Reputation: 10798
This code takes 9 minutes to run for a set of 5,600 objects:
public Set<UnDirectedPair<T>> getAllUndirectedPairs(Set<T> setObjects) {
Set<T> setObjectsProcessed = new TreeSet();
Set<UnDirectedPair<T>> setPairs;
setPairs = new TreeSet();
Iterator<T> setObjectsIteratorA = setObjects.iterator();
Iterator<T> setObjectsIteratorB;
T currTA;
T currTB;
while (setObjectsIteratorA.hasNext()) {
currTA = setObjectsIteratorA.next();
setObjectsProcessed.add(currTA);
setObjectsIteratorB = setObjects.iterator();
while (setObjectsIteratorB.hasNext()) {
currTB = setObjectsIteratorB.next();
if (!setObjectsProcessed.contains(currTB) && !currTA.equals(currTB)) {
setPairs.add(new UnDirectedPair(currTA, currTB));
}
}
setObjectsProcessed.add(currTA);
}
return setPairs;
}
Looking for a way to dramatically reduce the running time... ideas?
[BACKGROUND] The set contains Persons. There are duplicates in the set (same persons, but with slightly different attributes because errors at input time). I have methods which take 2 Persons and make the necessary corrections. So, as a preliminary step, I need to create a Set of Pairs of (Person, Person) which will be fed to these methods.
Upvotes: 0
Views: 987
Reputation: 10798
Thanks for good suggestions.
The basic impairment was my class UnDirectedPair
which had expensive equals
and compareTo
methods. I replaced it with a stripped bare Pair class.
This got the code to run in approx 10s.
Still, using operations on sets seemed costly. With @mawia suggestion modified a bit, sets can be left completely out of the picture. The final code runs in under 2 seconds instead of 9mn 40s - returning a list of 19,471,920 Pair objects!!
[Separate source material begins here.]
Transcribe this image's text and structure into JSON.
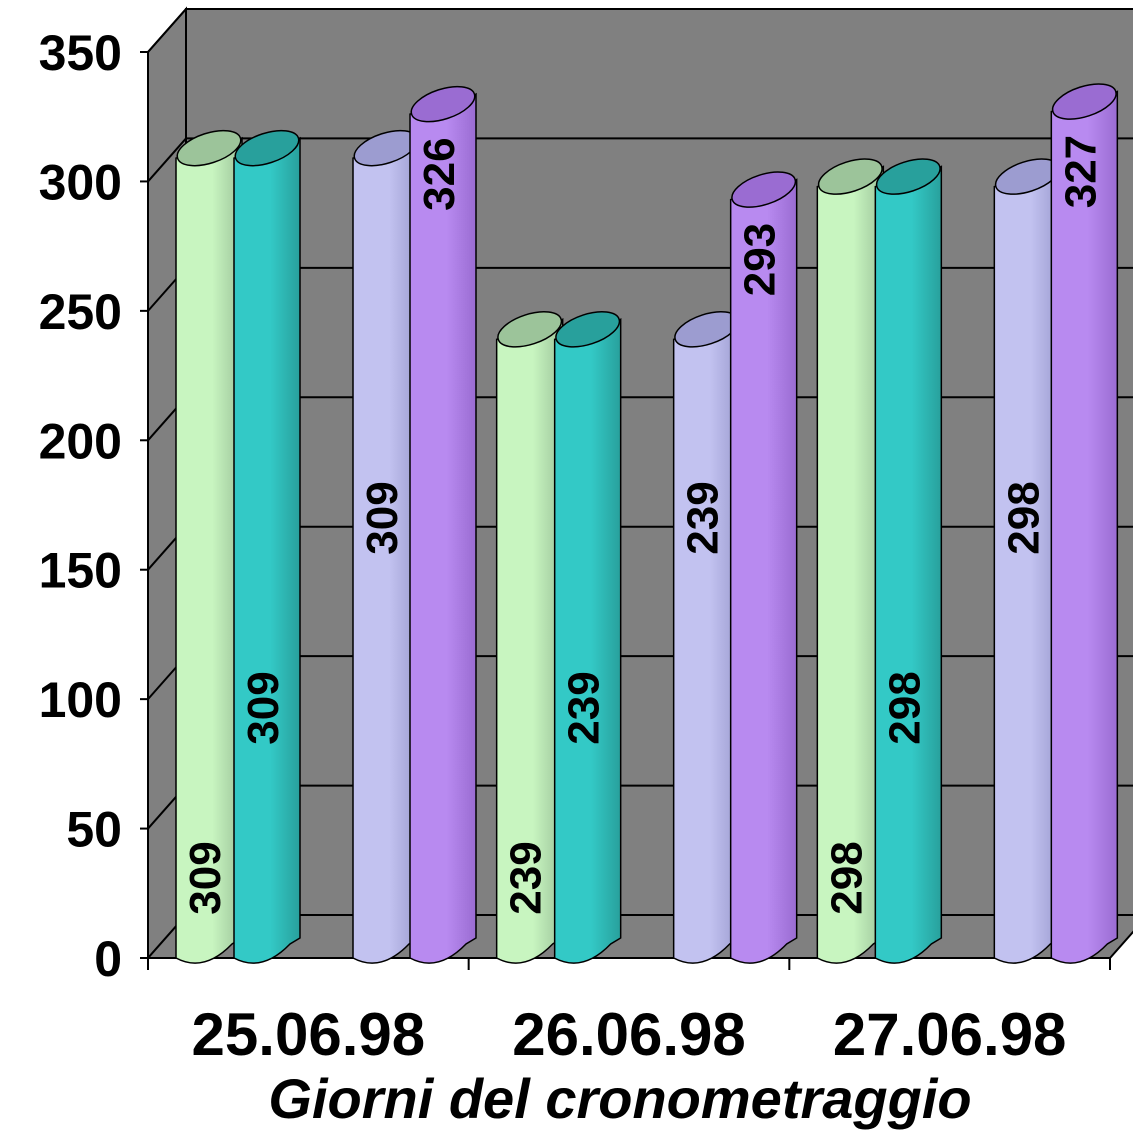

public List<Pair<T>> getAllUndirectedPairsAsList(Set<T> setObjects) {
List<T> listObjects = new ArrayList();
listObjects.addAll(setObjects);
List<Pair<T>> listPairs = new ArrayList();
Iterator<T> listIterator1 = listObjects.listIterator();
Iterator<T> listIterator2;
int count = 1;
T object1;
while (listIterator1.hasNext()) {
object1 = listIterator1.next();
listIterator2 = listObjects.listIterator(count++);
while (listIterator2.hasNext()) {
listPairs.add(new Pair(object1, listIterator2.next()));
}
}
return listPairs;
}
Upvotes: 0
Reputation: 9349
One trick I will suggest will be to maintain counter of both outer and inner loop.
int outerCount=0;
while (setObjectsIteratorA.hasNext()) {
currTA = setObjectsIteratorA.next();
setObjectsProcessed.add(currTA);
setObjectsIteratorB = setObjects.iterator();
int innerCount=0;
while (setObjectsIteratorB.hasNext()) {
currTB = setObjectsIteratorB.next();
if (innerCount++>outerCount && !currTA.equals(currTB)) {
setPairs.add(new UnDirectedPair(currTA, currTB));
}
}
outerCount++;
setObjectsProcessed.add(currTA);
}
return setPairs;
This will save last contains,a logN, operation.
The logic behind is:since the two Iterator are on the same set, and sole aim of ObjectProcessedSet is to maintain the record of processed Object, you can achieve the same comparing there index.
Example
Set1={1,1,2,4,5}
Iterator1 iteratorOuter=Set1.Iterator();
int outerCount=0;
while(iteratorOuter.hasNext()){
Iterator2 iteratorInner=Set1.Iterator();
int currA=iteratorOuter.next();
while(iteratorInner.hasNext()){
int CurrB=iteratorInner.next();
//Now here if CurraA=4 and CurrB=2 it is obvious it has been processed
//If currB =5 it is obviously has not been processed.
}
}
Upvotes: 1
Reputation: 11423
One solution which should give you a pretty good speedup is to sort the set first, and then compare only adjacent entries in the set.
Of course this means you need to have a comparable key for each Person
(e.g., it's name), and this key needs to be the same for all duplicates.
Then your code could look something like this:
SortedSet<Person> persons = new TreeSet<>(...);
Person last = null;
for (Person current : persons) {
if (last != null) {
setPairs.add(new UnDirectedPair(last, current));
}
last = current;
}
If Person
does not implement Comparable
(or compares by wrong fields), you can specify a Comparator
when creating the TreeSet
.
This solution runs in O(n*log n), and you have only O(n) pairs to work on afterwards. For only 5600 persons this should be very quick.
You could also make setPairs
a List
in this case to gain some more performance (although very little). Or you don't create the set of pairs at all, and just call your method for correcting Person
objects directly in the loop.
Upvotes: 0